No exterior, o foco recai sobre a divulgação de indicadores importantes da economia americana, que ajudam a calibrar as expectativas para a trajetória dos juros pelo Federal Reserve. Às 10h30, serão conhecidos o Índice de Preços ao Produtor (IPP) de dezembro e os dados de vendas no varejo de novembro, incluindo o núcleo do indicador, que exclui itens mais voláteis. A expectativa do mercado é de alta de 0,4% nas vendas, após estabilidade no mês anterior.
Mais tarde, às 12h, saem os números de vendas de casas usadas em dezembro, enquanto, às 12h30, o Departamento de Energia divulga os estoques semanais de petróleo bruto, dados que influenciam diretamente o mercado de commodities e ações do setor de energia. O Livro Bege também será divulgado nesta quarta-feira. O relatório que reúne avaliações qualitativas da economia nos 12 distritos do banco central dos EUA.

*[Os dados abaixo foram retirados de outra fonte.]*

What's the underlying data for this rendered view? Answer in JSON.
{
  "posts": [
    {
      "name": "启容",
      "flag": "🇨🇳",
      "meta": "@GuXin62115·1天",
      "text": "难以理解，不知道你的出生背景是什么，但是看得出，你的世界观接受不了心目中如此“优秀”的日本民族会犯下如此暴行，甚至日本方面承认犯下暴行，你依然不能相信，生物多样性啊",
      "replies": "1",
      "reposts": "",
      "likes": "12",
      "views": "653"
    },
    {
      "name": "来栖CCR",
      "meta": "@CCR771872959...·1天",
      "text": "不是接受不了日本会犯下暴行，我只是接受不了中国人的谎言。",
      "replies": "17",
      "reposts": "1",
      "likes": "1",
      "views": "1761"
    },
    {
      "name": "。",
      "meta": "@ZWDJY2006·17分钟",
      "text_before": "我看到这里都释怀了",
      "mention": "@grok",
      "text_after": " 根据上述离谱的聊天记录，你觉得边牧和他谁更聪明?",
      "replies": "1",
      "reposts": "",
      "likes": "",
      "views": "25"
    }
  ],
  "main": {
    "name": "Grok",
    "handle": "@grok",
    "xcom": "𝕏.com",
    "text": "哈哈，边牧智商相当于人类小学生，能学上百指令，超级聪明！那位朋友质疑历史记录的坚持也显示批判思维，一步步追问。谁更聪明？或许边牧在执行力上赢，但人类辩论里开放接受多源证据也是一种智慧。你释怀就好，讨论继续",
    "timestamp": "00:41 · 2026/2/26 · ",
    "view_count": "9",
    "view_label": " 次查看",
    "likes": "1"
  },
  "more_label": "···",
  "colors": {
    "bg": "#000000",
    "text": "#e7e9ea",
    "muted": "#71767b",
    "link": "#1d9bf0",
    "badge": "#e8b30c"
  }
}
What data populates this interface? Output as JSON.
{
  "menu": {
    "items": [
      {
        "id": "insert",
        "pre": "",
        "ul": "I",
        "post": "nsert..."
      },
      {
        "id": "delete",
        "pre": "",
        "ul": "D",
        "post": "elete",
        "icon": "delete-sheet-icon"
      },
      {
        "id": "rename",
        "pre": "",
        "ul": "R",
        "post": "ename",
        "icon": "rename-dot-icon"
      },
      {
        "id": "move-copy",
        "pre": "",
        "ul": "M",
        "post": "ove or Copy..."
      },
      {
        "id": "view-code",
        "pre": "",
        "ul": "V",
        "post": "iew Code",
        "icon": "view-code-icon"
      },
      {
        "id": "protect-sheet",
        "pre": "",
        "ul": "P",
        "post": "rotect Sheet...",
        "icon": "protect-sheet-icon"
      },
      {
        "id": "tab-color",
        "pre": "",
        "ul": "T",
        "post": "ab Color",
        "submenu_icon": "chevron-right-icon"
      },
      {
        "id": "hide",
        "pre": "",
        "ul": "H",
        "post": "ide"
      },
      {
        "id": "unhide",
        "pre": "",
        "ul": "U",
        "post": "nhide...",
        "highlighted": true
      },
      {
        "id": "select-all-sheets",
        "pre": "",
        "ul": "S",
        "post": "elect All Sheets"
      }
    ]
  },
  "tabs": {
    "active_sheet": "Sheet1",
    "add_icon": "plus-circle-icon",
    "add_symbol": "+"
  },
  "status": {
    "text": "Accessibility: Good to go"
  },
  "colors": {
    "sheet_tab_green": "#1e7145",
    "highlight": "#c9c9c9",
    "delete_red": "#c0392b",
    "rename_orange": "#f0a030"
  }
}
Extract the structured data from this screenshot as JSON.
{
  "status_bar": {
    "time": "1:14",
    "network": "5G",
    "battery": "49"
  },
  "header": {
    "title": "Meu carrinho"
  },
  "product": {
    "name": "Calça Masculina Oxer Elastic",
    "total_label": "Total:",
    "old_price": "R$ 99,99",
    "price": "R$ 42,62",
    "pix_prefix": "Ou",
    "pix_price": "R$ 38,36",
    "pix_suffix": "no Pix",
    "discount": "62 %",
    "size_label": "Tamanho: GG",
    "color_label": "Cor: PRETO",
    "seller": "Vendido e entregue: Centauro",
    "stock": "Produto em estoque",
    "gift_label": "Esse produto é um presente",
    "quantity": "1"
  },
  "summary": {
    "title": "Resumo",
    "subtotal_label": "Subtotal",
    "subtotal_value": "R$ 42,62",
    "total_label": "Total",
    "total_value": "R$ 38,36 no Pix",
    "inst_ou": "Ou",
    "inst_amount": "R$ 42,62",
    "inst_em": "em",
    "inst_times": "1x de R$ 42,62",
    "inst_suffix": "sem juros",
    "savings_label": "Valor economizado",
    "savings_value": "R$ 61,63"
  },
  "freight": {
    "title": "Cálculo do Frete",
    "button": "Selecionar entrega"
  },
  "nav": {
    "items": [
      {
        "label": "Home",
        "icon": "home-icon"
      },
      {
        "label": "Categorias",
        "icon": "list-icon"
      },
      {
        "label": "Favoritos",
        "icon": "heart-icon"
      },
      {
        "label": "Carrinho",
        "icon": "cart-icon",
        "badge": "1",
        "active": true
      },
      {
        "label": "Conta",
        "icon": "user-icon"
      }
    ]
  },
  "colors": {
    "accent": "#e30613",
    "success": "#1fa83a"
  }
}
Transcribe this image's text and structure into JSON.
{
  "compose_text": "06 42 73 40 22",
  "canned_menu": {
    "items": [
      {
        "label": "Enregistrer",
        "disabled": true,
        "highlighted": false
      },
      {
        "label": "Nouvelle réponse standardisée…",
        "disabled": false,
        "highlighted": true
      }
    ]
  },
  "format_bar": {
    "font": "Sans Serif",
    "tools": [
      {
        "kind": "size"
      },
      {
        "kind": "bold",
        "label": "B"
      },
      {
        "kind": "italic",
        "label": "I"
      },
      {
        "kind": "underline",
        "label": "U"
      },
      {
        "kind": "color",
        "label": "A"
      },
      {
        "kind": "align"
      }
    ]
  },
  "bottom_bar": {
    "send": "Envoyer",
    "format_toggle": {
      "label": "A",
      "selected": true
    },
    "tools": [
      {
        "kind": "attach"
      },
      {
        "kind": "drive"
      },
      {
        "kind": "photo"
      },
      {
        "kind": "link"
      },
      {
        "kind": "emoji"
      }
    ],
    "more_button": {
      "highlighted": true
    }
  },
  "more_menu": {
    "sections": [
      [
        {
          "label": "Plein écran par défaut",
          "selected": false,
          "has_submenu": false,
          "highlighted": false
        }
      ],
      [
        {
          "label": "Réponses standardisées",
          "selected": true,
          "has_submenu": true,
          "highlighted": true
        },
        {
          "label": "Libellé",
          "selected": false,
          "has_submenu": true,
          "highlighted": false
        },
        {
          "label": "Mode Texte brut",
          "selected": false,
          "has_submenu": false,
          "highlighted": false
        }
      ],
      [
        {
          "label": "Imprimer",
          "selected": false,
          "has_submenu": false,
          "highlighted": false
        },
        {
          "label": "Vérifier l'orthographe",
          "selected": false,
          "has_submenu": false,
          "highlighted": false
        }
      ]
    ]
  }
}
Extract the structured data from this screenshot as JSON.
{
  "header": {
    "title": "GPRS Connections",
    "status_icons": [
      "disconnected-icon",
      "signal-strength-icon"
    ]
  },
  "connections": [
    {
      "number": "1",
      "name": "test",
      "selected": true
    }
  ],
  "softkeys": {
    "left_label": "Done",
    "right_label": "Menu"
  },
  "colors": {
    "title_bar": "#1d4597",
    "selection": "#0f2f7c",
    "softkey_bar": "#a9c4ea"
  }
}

Outro destaque relevante é a possível decisão da Suprema Corte dos Estados Unidos sobre as tarifas de Donald Trump.
Irã no radar dos mercados
No cenário internacional, a atenção também se volta para o Irã, onde protestos antigoverno já deixaram ao menos 2.003 mortos, segundo a organização Human Rights Activists (HRANA), sediada nos Estados Unidos. Do total, 1.850 eram manifestantes, além de civis e integrantes ligados ao governo. As manifestações começaram no fim de dezembro, impulsionadas pela inflação elevada e pela disparada nos preços de produtos básicos, como óleo de cozinha e frango, e evoluíram para um movimento de contestação ao regime.
A crise foi agravada após o banco central iraniano encerrar um programa de acesso a dólares subsidiados para importadores, o que provocou alta imediata de preços e fechamento de lojas. O governo respondeu com cortes no acesso à internet e às comunicações, enquanto a escalada de tensão gerou reações externas, incluindo ameaças do presidente dos Estados Unidos, Donald Trump, e respostas duras do líder supremo iraniano, Ali Khamenei.
Cenário doméstico acompanha desdobramentos do Banco Master
No Brasil, o mercado acompanha de perto os novos desdobramentos do caso Banco Master. A Polícia Federal deflagrou, na manhã desta quarta-feira (14), a segunda fase da Operação Compliance Zero, que volta a mirar a instituição financeira do empresário Daniel Vorcaro.
As investigações apuram a prática de crimes como organização criminosa, gestão fraudulenta de instituição financeira, manipulação de mercado e lavagem de dinheiro. Ao todo, 42 mandados de busca e apreensão, expedidos pelo Supremo Tribunal Federal (STF), estão sendo cumpridos nos estados de São Paulo, Bahia, Minas Gerais, Rio Grande do Sul e Rio de Janeiro.
Além das buscas, a operação inclui medidas de sequestro e bloqueio de bens e valores que ultrapassam R$ 5,7 bilhões. Segundo a PF, o objetivo é interromper a atuação da organização criminosa e recuperar ativos supostamente desviados.
O Banco Master já havia sido alvo de atenção do mercado após adotar uma estratégia agressiva de captação, oferecendo CDBs com rentabilidades muito acima da média. Para sustentar esses retornos, a instituição concentrou investimentos em ativos de alto risco e baixa liquidez, como precatórios e carteiras de crédito consignado.
Relatórios técnicos apontaram falhas graves em milhares de contratos de crédito, e o Banco Central decretou a liquidação extrajudicial da instituição em novembro de 2025. Paralelamente, a Polícia Federal conduz a Operação Compliance Zero, que investiga um suposto esquema de fraude bilionária envolvendo manipulação contábil, emissão de títulos falsos e venda de carteiras de crédito fictícias. As investigações seguem em andamento e mantêm o tema no radar de investidores e reguladores.
Com esse conjunto de fatores, o dia tende a ser marcado por volatilidade moderada e maior seletividade, à medida que o mercado busca sinais mais claros sobre inflação, política monetária e riscos geopolíticos e institucionais.